Gobierno y cultura: pura paja

Por PUNO ARDILA

¿Por qué la cultura, según su opinión, es solo un premio de consolación? —pregunté.

—Porque lo cultural está adosado a lo recreativo —contestó el ilustre profesor Gregorio Montebell—, y eso, en la práctica politiquera, no aporta buena cantidad de votos. El principio de la manipulación electorera es que “el pueblo es ignorante y el pueblo tiene necesidades”, de modo que los votos se mueven alrededor de temáticas relacionadas con los temas de siempre: salud, educación, canasta familiar, vías, vivienda… Entonces, cuando se viene la repartija de la torta burocrática, el que puso votos para el candidato se queda con la cartera que mueve billete, y el que levantó algo, o se portó bien, o aporrea una guitarra al estilo del Duque que tienen ustedes de presidente, pues a este lo encartan con el despacho de Cultura, que ni presupuesto ni apoyos tiene, y el pobre que recibe este despacho, para completar, no tiene ni idea de qué hacer allí. Y terminan estos funcionarios metidos en reinados y fiestas, y ferias y bazares, porque no se les ocurre nada más.

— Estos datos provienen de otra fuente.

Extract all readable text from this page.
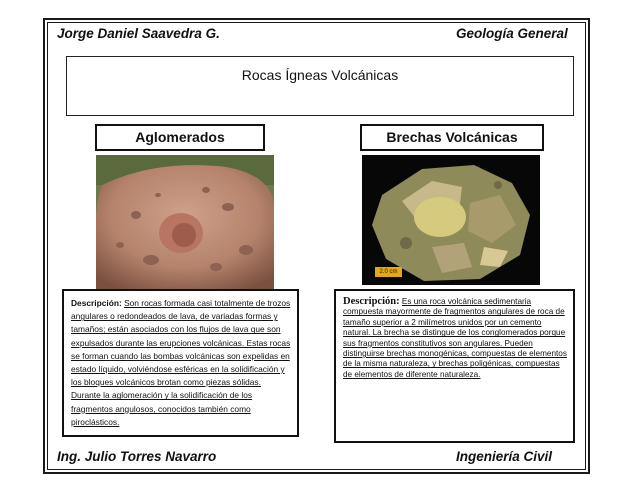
Jorge Daniel Saavedra G.	Geología General
Rocas Ígneas Volcánicas
Aglomerados	Brechas Volcánicas
2.0 cm

Descripción: Son rocas formada casi totalmente de trozos angulares o redondeados de lava, de variadas formas y tamaños; están asociados con los flujos de lava que son expulsados durante las erupciones volcánicas. Estas rocas se forman cuando las bombas volcánicas son expelidas en estado líquido, volviéndose esféricas en la solidificación y los bloques volcánicos brotan como piezas sólidas. Durante la aglomeración y la solidificación de los fragmentos angulosos, conocidos también como piroclásticos.

Descripción: Es una roca volcánica sedimentaria compuesta mayormente de fragmentos angulares de roca de tamaño superior a 2 milímetros unidos por un cemento natural. La brecha se distingue de los conglomerados porque sus fragmentos constitutivos son angulares. Pueden distinguirse brechas monogénicas, compuestas de elementos de la misma naturaleza, y brechas poligénicas, compuestas de elementos de diferente naturaleza.

Ing. Julio Torres Navarro	Ingeniería Civil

Si ustedes quieren verificar que los funcionarios culturales de nuestro país no tienen idea de cuando menos el significado del término ‘cultura’, hablen con quien quieran (del ministro para abajo), y tendrán como respuesta una sarta de palabras inconexas en frases incoherentes; y —los más— terminarán refiriéndose al arte, a los espectáculos y a la pólvora y a los reinados y a todo eso que ya les mencioné. Yo los he visto consultando enciclopedias y preguntando a diestro y siniestro para tratar de no dejarse corchar cuando algún periodista adelantado quiera soltarle preguntas elementales sobre el cargo. Los funcionarios que “aceptan” entrar a la nómina de los entes de cultura ni saben ni ven ni entienden de lo que se trata, y muchas veces aceptan de mala gana, porque no alcanzó la torta para más. Eso sí, la pasan bueno; pero es escaso el presupuesto para morderle, así que hacen lo que se les ocurre, y sacan lo que pueden. Muy poco; el presupuesto que el Estado le pone a lo cultural es miserable. Les digo que, para que se ilustren sobre este tema, el Índice Good Country ubicó a Colombia en el puesto 133 en cultura.

Es más, nuestros gobernantes están tan lejos de la cultura y de su importancia en una sociedad y en su administración, que al ente gubernamental encargado de lo cultural terminan pegándole cuanta cosa se les ocurre, que poco o nada tiene de pertinencia; y así es como tenemos, por ejemplo, una “Secretaría de Cultura, Turismo y Recreación”, o un “Instituto de Cultura, Recreación y Deporte”; es decir, que tanto gobernantes como gobernados están plenamente convencidos de que “cultura” es algo así como “actividades (lúdicas, generalmente) para pasar el tiempo libre”. Mejor dicho, para ellos, en resumidas cuentas, la paja es cultura.